BTW, there was an Op-Ed in the NYTimes yesterday that explained the situation (to my satisfaction anyhow) including the ‘Jamaica’ tag for the negotiating stance of the principals.
@Steven L. Taylor: Yes. The Brexiteers also have this odd idea that Angela Merkel’s problems mean that Germany will give in to the U.K. on all fronts and the U.K. “can have its cake and eat it too” and all Brexit negotiation problems will be solved.
This totally ignores the fact that France is even more hard-nosed about the Brexit negotiations than Germany is.
We’re not talking brains, here.
It’s more than a little revealing that you decline to get into any of the specifics about why the latest coalition talks collapsed. For example, this is from the NYT story on Monday.

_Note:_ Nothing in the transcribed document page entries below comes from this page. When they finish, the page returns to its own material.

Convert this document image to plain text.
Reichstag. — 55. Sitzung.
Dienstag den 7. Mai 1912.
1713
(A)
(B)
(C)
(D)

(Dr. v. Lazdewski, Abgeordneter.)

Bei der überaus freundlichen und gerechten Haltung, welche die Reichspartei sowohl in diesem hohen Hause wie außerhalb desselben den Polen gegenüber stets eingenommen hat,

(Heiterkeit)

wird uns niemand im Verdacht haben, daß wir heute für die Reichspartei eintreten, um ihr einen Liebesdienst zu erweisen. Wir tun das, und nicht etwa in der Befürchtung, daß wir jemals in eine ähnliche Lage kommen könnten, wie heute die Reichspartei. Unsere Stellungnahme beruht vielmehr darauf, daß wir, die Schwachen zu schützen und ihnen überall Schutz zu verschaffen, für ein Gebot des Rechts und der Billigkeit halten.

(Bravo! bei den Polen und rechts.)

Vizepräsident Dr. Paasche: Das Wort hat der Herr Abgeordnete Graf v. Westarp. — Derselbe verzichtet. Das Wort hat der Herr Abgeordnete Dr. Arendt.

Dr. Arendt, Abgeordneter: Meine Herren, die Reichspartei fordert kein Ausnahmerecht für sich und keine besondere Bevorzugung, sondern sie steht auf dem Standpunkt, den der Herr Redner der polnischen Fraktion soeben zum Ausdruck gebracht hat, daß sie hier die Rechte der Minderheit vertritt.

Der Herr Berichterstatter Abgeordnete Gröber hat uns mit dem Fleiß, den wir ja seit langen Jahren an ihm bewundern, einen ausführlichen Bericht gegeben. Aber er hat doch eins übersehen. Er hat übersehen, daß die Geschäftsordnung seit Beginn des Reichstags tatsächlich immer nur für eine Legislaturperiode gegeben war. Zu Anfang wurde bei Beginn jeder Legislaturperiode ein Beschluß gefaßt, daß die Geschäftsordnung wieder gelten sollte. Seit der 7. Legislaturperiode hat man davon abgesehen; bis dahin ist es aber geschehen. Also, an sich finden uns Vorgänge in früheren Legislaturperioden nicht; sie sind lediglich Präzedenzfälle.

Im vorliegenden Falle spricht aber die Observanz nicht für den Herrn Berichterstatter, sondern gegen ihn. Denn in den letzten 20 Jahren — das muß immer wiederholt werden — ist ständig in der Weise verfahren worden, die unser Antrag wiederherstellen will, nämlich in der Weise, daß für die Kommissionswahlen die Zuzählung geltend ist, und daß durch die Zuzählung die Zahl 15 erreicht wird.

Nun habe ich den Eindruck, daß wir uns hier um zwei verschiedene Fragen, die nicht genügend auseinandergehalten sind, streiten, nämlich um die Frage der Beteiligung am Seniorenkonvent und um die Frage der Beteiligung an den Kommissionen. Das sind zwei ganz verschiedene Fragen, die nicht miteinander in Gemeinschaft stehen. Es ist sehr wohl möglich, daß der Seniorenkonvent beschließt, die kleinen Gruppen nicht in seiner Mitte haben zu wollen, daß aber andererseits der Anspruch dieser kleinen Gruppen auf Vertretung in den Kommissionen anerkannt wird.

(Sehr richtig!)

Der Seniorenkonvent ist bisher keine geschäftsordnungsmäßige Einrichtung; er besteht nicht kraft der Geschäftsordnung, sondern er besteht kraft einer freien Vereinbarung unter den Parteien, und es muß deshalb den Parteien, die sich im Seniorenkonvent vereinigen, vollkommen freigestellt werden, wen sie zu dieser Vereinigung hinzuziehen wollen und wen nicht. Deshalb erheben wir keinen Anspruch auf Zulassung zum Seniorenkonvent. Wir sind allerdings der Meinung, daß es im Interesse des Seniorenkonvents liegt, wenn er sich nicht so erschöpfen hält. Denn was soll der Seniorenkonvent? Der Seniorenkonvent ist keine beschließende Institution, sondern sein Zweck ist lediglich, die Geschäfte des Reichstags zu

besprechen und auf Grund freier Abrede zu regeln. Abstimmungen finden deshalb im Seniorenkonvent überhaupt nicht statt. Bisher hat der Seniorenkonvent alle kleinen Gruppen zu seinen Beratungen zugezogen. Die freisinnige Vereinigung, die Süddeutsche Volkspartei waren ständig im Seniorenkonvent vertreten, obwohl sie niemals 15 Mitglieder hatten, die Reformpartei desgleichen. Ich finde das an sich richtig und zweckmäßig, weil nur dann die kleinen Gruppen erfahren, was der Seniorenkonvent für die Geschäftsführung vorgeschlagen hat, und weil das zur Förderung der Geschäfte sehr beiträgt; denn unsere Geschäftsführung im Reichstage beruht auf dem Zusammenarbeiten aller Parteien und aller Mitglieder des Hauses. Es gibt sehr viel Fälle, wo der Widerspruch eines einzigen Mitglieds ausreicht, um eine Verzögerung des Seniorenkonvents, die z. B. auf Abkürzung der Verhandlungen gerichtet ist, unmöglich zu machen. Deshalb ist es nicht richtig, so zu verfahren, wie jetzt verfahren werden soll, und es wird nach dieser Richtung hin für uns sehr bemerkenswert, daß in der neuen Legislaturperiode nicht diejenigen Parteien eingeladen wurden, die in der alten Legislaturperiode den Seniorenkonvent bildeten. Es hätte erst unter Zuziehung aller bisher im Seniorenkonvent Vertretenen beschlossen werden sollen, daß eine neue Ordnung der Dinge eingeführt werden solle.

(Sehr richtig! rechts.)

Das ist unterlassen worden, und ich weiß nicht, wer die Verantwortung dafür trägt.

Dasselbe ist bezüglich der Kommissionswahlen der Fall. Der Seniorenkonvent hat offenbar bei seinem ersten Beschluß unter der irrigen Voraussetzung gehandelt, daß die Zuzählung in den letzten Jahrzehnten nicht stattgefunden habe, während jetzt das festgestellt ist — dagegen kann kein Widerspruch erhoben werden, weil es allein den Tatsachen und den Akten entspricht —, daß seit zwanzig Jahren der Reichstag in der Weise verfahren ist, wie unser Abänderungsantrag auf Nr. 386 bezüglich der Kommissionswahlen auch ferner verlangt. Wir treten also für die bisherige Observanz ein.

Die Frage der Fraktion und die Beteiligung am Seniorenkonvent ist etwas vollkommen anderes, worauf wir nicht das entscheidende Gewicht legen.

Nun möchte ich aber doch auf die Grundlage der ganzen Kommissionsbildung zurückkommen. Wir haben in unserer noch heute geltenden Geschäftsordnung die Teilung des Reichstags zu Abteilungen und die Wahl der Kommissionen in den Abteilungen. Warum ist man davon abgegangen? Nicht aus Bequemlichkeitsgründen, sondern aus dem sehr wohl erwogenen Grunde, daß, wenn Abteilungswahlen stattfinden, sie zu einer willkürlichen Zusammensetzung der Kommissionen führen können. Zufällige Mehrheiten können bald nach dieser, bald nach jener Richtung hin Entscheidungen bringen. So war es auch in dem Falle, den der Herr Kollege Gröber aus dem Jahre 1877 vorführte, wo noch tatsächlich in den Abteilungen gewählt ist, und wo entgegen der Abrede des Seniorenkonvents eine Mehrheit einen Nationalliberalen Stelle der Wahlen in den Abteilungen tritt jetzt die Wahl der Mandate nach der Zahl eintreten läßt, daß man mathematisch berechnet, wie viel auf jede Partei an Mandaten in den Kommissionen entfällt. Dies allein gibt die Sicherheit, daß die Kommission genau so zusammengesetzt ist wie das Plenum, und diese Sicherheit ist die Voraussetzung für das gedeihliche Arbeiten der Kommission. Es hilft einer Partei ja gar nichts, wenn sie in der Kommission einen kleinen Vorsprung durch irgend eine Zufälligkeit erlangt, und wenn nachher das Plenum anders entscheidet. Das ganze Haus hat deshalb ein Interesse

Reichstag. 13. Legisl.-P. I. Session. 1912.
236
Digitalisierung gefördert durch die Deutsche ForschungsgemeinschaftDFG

“The political instability stems from the elections in Germany on Sept. 24, when Ms. Merkel’s Christian Democrats finished first. But their share of the overall vote dropped significantly, while the far-right Alternative for Germany scored a record vote, entering Parliament for the first time as the third-biggest grouping.”
Saying the issue is “Germany has become more plural” without considering WHY people are turning to those other political parties seems willfully obtuse.
But then again, applying such an Officer Barbrady-level of analysis to anything that doesn’t involve Donald Trump has pretty much become standard operating procedure around here.
Germany is becoming more politically unstable. Concentrating on actions at the top of societies does not reveal, it masks. Opinion polls show deep dissatisfaction among the German people with the system itself.